2. Migraine headaches
The second type of headache is migraines, which affect both children and adults. With that said, migraine headaches are more common in women than men after the age of puberty.
Researchers have yet to identify the causes of migraines. However, studies managed to pinpoint several risk factors.
For instance, one study concluded that the imbalance in the chemicals of the brain may be the triggering factor of migraines. The primary chemical involved in this process is serotonin, which explains the efficacy of antidepressants on migraine headaches – they increase serotonin levels in the brain.
Besides this process, other risk factors include:
- Bright lights
- Loud noises
- Changes in pressure
- Extreme temperatures
- Hormonal fluctuation (e.g., progesterone, estrogen)
- High-intensity exercise
- Emotional stress
- Certain medications (e.g., contraceptives)
3. Cluster headaches
Cluster headaches start suddenly and without any signs of warning. The pain is generally severe, and patients describe it as:
It also occurs on one side of the head or around the eye.

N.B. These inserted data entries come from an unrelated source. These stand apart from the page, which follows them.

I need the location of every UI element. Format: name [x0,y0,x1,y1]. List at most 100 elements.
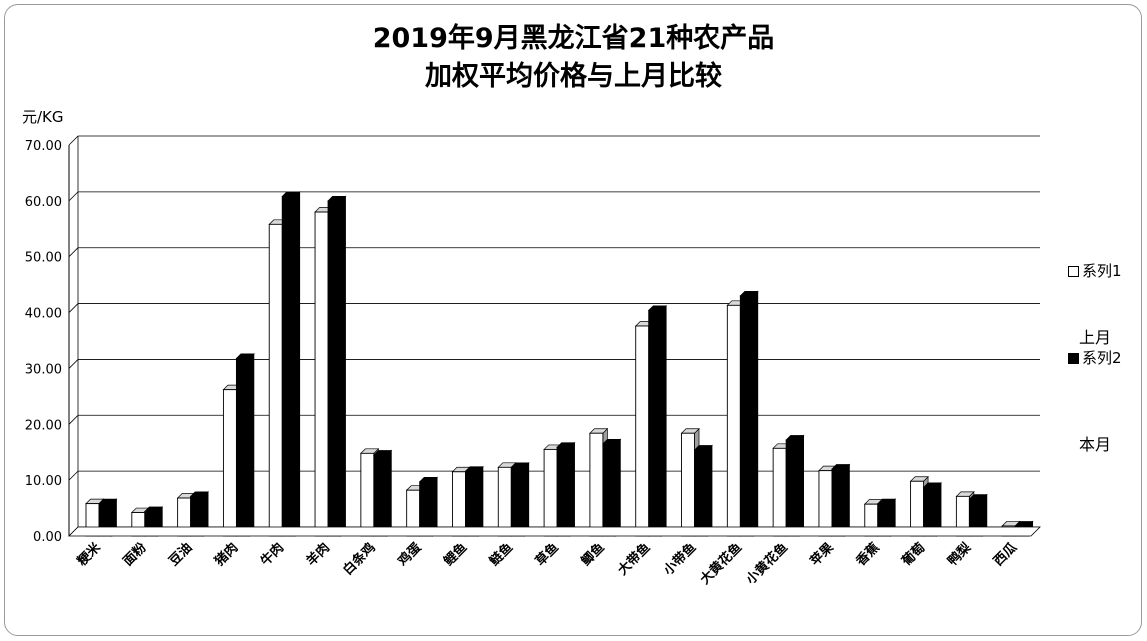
bar-series-2-front [785,439,800,537]
bar-series-2 [464,465,484,537]
chart-title-line-1: 2019年9月黑龙江省21种农产品 [372,23,775,54]
bar-series-2-side [478,465,484,537]
x-tick-label: 西瓜 [991,540,1020,569]
bar-series-2-front [465,470,479,537]
bar-series-1-front [681,432,695,537]
bar-series-2 [785,434,805,537]
bar-series-2-side [294,191,301,537]
y-tick-label: 10.00 [25,474,62,489]
bar-series-1-front [635,325,650,537]
legend-note-previous-month: 上月 [1079,328,1112,347]
gridline-depth [68,470,79,481]
bar-series-2-side [340,195,346,537]
axis-layer [68,136,1041,537]
bar-series-2 [510,461,530,537]
gridline-depth [68,303,79,313]
x-tick-label: 香蕉 [852,540,882,570]
y-tick-label: 20.00 [25,418,62,433]
y-tick-label: 0.00 [33,530,62,545]
legend-item-series-1: 系列1 [1068,260,1122,281]
gridline-depth [68,247,79,257]
bar-series-2 [281,191,301,537]
x-tick-label: 面粉 [120,540,150,570]
chart-floor [68,526,1041,537]
legend-label-series-1: 系列1 [1082,262,1122,280]
bar-series-2-side [249,353,255,537]
y-tick-label: 40.00 [25,307,62,322]
bar-series-1-front [452,471,466,537]
bar-series-1-front [818,470,833,537]
bar-series-1-front [589,432,604,537]
x-tick-label: 白条鸡 [340,540,379,579]
x-tick-label: 鲤鱼 [440,540,470,570]
bar-series-2-side [661,304,667,537]
x-tick-label: 小带鱼 [660,540,699,579]
y-axis-unit-label: 元/KG [22,108,64,126]
y-tick-label: 50.00 [25,251,62,266]
x-tick-label: 鸡蛋 [394,540,424,570]
bar-series-1-front [222,389,237,537]
bar-series-2 [647,304,668,537]
bar-series-2-front [235,357,250,537]
bar-series-2-front [373,454,388,537]
y-tick-label: 60.00 [25,195,62,210]
bar-series-1-front [268,223,283,537]
bar-series-2-front [602,443,617,537]
x-tick-label: 草鱼 [532,540,562,570]
gridline-depth [68,359,79,369]
x-tick-label: 牛肉 [257,540,287,570]
bar-series-2 [693,444,713,537]
bar-series-2-front [831,468,846,537]
bar-series-2 [327,195,347,537]
legend-item-series-2: 系列2 [1068,347,1122,368]
x-tick-label: 羊肉 [303,540,333,570]
bar-series-2 [602,438,622,537]
bar-series-2-front [739,295,754,537]
x-tick-label: 苹果 [807,540,837,570]
bar-series-2 [556,441,576,537]
legend-note-current-month: 本月 [1079,435,1112,454]
x-tick-label: 鸭梨 [944,539,974,569]
chart-title-line-2: 加权平均价格与上月比较 [425,61,722,92]
x-tick-label: 葡萄 [898,540,928,570]
bar-series-2-side [844,463,850,537]
bar-series-2-front [281,195,296,537]
x-tick-label: 鲢鱼 [486,540,516,570]
bar-series-2 [189,490,209,537]
bar-series-1-front [543,448,558,537]
bar-series-1-front [772,447,787,537]
bar-series-2-front [556,446,571,537]
legend-swatch-series-1 [1068,266,1079,277]
x-tick-label: 大黄花鱼 [697,540,745,588]
bar-series-2-front [694,449,708,537]
bar-series-2 [235,353,255,537]
bar-series-1-front [314,211,329,537]
bar-series-1-front [726,304,741,537]
x-tick-label: 猪肉 [211,540,241,570]
bar-series-2-front [648,309,663,537]
x-tick-label: 粳米 [73,539,104,570]
bar-series-2-side [707,444,713,537]
bar-series-2 [739,290,759,537]
bar-series-2 [831,463,851,537]
x-tick-label: 大带鱼 [615,540,654,579]
y-tick-label: 30.00 [25,362,62,377]
bar-series-2-side [752,290,759,537]
bar-series-2-side [615,438,621,537]
x-tick-label: 鲫鱼 [578,540,608,570]
x-tick-label: 小黄花鱼 [743,540,791,588]
gridline-depth [68,135,79,146]
chart-title: 2019年9月黑龙江省21种农产品 加权平均价格与上月比较 [0,20,1147,96]
legend-label-series-2: 系列2 [1082,349,1122,367]
bar-series-1-front [360,452,375,537]
bar-series-2-side [386,449,392,537]
x-tick-label: 豆油 [166,540,196,570]
bar-series-2-side [798,434,804,537]
y-tick-label: 70.00 [25,139,62,154]
gridline-depth [68,191,79,202]
bar-series-1-front [497,466,512,537]
bar-series-2 [373,449,393,537]
bar-series-2-front [510,466,525,537]
legend-swatch-series-2 [1068,353,1079,364]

People often report feeling agitated and restless during the attacks because of the intense pain. They may also react by pacing, rocking, or banging their head against the wall.
Aside from the pain, other symptoms may include:
- Redness of the eye
- Swelling eye
- Small pupil
- Sweaty face
- Blocked nostrils
The exact cause of cluster headaches is not clear; however, neuroscientists identified unusual activity in a brain area known as the hypothalamus.
Furthermore, patients who smoke are at risk of getting cluster headaches. A family history of cluster headaches also increases your risk, which may suggest a genetic link.
Identifying the type of headache that you are dealing with is crucial to choose the appropriate medical management.
We hope that this article successfully addressed the most common types of headaches; however, if you believe that the cause of your headache is different, you should speak with your neurologist for tailored medical advice.